«Pour rendre compte d’une vie soumise à la nécessité, je n’ai pas le droit de prendre d’abord le parti de l’art, ni de chercher à faire quelque chose de « passionnant », ou d’ « émouvant ». Je rassemblerai les paroles, les gestes, les goûts de mon père, les faits marquants de sa vie, tous les signes objectifs d’une existence que j’ai aussi partagée. » (p. 24)

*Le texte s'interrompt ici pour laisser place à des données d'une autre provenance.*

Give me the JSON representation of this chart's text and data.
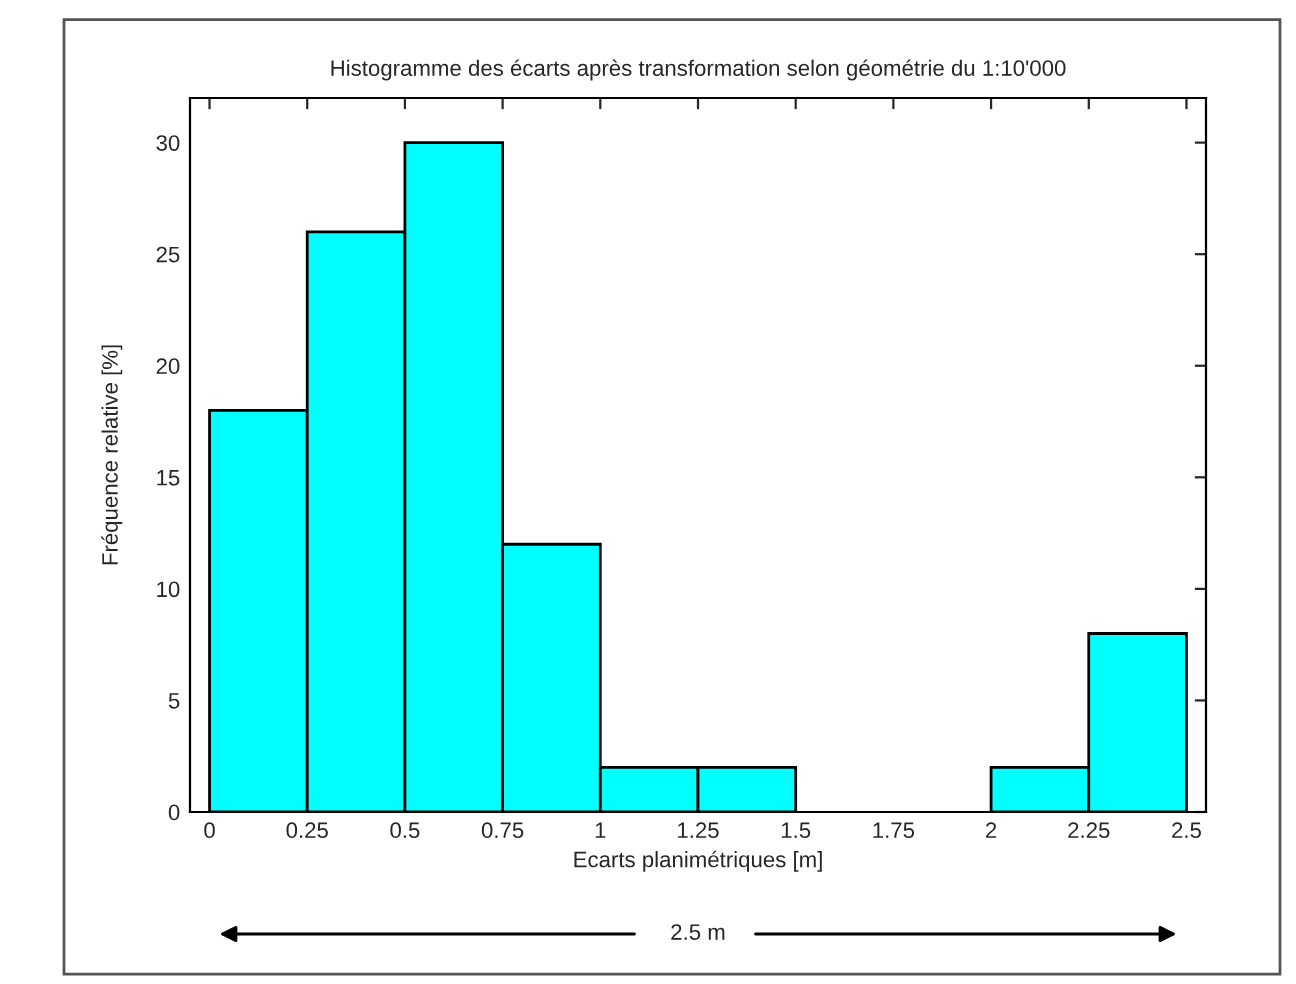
{
  "chart_data": {
    "type": "histogram",
    "title": "Histogramme des écarts après transformation selon géométrie du 1:10'000",
    "xlabel": "Ecarts planimétriques [m]",
    "ylabel": "Fréquence relative [%]",
    "bins": [
      0,
      0.25,
      0.5,
      0.75,
      1,
      1.25,
      1.5,
      1.75,
      2,
      2.25,
      2.5
    ],
    "values": [
      18,
      26,
      30,
      12,
      2,
      2,
      0,
      0,
      2,
      8
    ],
    "color": "#00ffff",
    "xlim": [
      -0.05,
      2.55
    ],
    "xticks": [
      0,
      0.25,
      0.5,
      0.75,
      1,
      1.25,
      1.5,
      1.75,
      2,
      2.25,
      2.5
    ],
    "ylim": [
      0,
      32
    ],
    "yticks": [
      0,
      5,
      10,
      15,
      20,
      25,
      30
    ],
    "grid": false,
    "annotations": [
      "2.5 m"
    ]
  }
}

Raconter la vie de son père, c’est retranscrire toute une vie de labeur, un mariage, la perte d’une fille, la naissance d’une seconde, la tenue d’un commerce avec la hantise de la concurrence ; mais c’est aussi le faire revivre par le biais de ses paroles, de ses expressions courantes, en italique dans le texte, qui se révèlent être autant de façons de voir l’existence, des pensées toutes faites comme « personne pour leur faire du tort », « des gens pas fiers », « je n’ai pas quatre bras », ou encore « il ne faut pas péter plus haut qu’on l’a ». C’est transmettre aussi, par ce récit singulier, l’incapacité universelle pour la génération suivante de se faire comprendre de ses parents, de les voir évoluer, et réciproquement, pour eux de voir leurs enfants prendre du recul vis-à-vis d’eux, parfois même d’en avoir honte.
Prix Renaudot 1984
A lire aussi d’elle Les années ** à ***
ERNAUX, Annie. – La place. – Gallimard, 2009 . – 113 p.. - (Folio ; 1722). – ISBN 978-2-037722-0 : 4 euros.
Acheté le dimanche soir 8 août 2010 au café Plum, rue de Lengouzy 81440 Lautrec.